Joe fumbled around in the dark for a moment or two before he found the switch for the lamp next to his bed. He turned on the light, and grabbed his alarm clock. It was three forty-seven in the morning.
“Sorry, who am I talking to? And you don’t know what to do about what?” Joe asked. He rubbed his eyes with his free hand, wondering who could possibly be calling him at this hour with problems.
“Joe, it’s Judy. I think Thomas is dead,” said the voice on the phone.
“What? Why did? Nevermind, did you call an ambulance?” Joe asked. He struggled to sit upright.
“No, not yet,” Judy said. Her voice sounded panicky and Joe suspected she was very close to tears.
“OK Judy. Everything is going to be fine. You call the ambulance, and I’ll come over to your house as soon as I can,” Joe said. “Be sure to unlock your front door so the EMTs can get in.”
He hung up the phone, and spent a moment staring at the wall wondering if all this had really happened. Why would Judy have called him? He was pretty sure she and Thomas had kids. Of course, they’d never mentioned their kids outright. Still, he was just a friendly neighbor of theirs.
Joe got up, used the toilet, went back to his room and dressed himself as well as he could in a rush at four in the morning. That is to say, he stumbled out of his room wearing slippers, mismatched socks, a pair of black slacks, a t-shirt he’d gotten at the state fair three years ago and a green and yellow flannel shirt.
He grabbed his wallet and house keys from the shelf next to his front door, and stepped outside. Half-awake, he locked the door behind him, and walked down his sidewalk to the street, where he turned to walk to Judy and Thomas’s house. The air was surprisingly chilly, and damp. Ridiculous as he looked, he was glad for the flannel shirt.
After a few moments, an ambulance rushed past him on the street, lights flashing. The siren was not on, but the ambulance did honk it’s horn at him twice, quickly, in case he’d missed the bright pulsing lights in the middle of the night.
Joe walked faster.
He reached Thomas and Judy’s house, and he could see Judy standing just inside the front door with her back to the street, watching as the EMTs stomped through the house. Joe walked up the sidewalk and stairs and said, “Hi Judy.”
Judy turned to Joe and said “Hi” in a small voice, then “Come in.”
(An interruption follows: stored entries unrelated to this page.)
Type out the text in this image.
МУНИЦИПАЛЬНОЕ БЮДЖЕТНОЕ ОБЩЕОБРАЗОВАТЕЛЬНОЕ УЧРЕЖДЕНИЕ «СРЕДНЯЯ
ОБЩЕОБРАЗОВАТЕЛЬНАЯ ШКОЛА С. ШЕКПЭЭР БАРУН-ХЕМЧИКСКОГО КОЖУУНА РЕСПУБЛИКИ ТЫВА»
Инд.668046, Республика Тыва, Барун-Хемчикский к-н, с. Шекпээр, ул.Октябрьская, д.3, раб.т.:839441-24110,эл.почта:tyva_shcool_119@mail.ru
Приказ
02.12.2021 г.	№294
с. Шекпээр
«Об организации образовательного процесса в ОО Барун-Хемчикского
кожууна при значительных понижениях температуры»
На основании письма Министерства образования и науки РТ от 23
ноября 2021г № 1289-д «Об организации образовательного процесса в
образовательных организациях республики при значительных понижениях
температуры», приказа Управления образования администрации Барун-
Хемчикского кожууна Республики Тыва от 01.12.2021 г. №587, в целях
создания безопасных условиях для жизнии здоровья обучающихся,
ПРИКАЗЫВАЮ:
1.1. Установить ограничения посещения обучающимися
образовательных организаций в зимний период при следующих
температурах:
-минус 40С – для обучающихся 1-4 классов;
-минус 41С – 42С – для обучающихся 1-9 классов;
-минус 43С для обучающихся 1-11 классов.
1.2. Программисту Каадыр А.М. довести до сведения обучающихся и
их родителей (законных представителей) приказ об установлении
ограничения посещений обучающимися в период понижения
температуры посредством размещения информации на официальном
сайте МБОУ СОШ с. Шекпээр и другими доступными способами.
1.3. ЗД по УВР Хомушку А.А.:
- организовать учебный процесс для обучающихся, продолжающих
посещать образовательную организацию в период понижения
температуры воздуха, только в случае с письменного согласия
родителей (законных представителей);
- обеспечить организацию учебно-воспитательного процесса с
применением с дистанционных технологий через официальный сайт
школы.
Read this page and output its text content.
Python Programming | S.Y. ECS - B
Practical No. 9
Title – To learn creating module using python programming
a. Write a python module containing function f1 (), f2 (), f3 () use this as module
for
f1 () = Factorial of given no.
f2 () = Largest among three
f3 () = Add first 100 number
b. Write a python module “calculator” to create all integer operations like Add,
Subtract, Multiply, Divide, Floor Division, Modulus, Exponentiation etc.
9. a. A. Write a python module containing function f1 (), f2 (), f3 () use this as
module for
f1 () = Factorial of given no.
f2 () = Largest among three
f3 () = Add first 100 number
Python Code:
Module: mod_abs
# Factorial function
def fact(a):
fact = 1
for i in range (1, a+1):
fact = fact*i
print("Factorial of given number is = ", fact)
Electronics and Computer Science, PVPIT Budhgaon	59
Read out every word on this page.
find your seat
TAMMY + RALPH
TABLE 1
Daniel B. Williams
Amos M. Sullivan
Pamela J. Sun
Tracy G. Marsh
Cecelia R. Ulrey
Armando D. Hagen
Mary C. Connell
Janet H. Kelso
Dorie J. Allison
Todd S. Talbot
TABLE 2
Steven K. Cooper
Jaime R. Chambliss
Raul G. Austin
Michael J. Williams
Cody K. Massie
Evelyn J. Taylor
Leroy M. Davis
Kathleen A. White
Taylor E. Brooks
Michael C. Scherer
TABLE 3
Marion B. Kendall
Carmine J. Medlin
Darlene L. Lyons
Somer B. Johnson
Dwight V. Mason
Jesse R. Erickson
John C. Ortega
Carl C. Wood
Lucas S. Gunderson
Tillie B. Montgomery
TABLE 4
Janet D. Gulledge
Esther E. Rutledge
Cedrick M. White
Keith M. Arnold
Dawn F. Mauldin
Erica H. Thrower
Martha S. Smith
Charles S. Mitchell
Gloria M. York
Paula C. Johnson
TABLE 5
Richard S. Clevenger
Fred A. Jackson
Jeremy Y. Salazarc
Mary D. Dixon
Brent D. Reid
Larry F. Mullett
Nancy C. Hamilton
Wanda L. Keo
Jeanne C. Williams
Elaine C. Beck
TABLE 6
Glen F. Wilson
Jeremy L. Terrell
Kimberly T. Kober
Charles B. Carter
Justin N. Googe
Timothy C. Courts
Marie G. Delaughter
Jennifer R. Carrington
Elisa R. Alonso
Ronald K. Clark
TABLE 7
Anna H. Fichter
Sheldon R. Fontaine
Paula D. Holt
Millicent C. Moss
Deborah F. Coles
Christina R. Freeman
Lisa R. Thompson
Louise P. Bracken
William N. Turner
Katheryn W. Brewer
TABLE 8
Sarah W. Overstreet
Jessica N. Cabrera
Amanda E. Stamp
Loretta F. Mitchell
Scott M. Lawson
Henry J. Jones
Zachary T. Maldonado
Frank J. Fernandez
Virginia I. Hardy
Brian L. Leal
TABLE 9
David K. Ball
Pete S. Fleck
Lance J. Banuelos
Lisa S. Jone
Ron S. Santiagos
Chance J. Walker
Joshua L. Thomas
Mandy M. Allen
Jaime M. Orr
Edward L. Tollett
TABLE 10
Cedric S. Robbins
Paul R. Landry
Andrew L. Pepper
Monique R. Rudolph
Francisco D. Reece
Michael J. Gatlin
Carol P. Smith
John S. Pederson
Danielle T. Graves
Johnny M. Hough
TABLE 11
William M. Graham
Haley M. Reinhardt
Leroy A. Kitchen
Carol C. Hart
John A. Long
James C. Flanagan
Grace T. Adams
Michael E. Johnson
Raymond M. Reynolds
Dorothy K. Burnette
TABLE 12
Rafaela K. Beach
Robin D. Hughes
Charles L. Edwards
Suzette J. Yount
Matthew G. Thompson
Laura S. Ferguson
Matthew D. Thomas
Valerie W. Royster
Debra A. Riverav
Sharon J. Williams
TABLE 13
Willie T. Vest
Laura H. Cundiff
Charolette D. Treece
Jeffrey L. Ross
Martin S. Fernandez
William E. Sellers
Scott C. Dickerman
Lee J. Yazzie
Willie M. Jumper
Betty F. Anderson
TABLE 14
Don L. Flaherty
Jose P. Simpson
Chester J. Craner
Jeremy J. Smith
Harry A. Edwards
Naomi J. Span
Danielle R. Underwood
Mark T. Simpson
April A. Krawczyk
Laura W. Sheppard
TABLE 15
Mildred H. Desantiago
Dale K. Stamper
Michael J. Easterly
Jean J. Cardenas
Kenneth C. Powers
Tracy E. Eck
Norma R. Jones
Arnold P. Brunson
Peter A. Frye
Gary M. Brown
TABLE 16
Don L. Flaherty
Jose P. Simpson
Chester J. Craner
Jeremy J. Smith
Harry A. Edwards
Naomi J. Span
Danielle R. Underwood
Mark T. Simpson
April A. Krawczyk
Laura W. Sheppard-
Joe could hear the EMTs in the back of the house, talking to each other. They came back out into the room, looked briefly at Joe, then told Judy they were sorry, and that they had called the coroner, who would arrive shortly.
They left.
“Oh Joe, what am I going to do?” Judy asked, and reached to hug Joe. Joe hugged her back and tried to comfort her as she cried.
“Don’t worry, he’s in a better place now,” Joe said. He hated the cliché, but couldn’t come up with anything better to say. “Everything is going to be ok,” he said.
“The only family I’ve got left now is my sister down in Texas,” Judy said after a long time. “And she’s not in very good health either.”
Joe didn’t know what to say to that, so he tried to wing it. “Yeah, but you have plenty of friends here, and, uh, the people you volunteer with…” He stopped there. After weekly dinners with Thomas and Judy for several years, he would have expected to be able to come up with something more comforting than Judy’s volunteer work.
Joe spent the rest of the night at Judy’s house. They waited for the coroner, then waited for sleep to come again.
It was a long night.
In the morning, Joe had a cup of coffee with Judy, then walked back to his own house to shower and change into something that looked slightly less insane. By then, Judy had gotten in touch with some of her other friends, friends who had been through this before, who rushed over to help her with all the arrangements that needed to be made.
Joe had breakfast, and went for a ride to clear his head.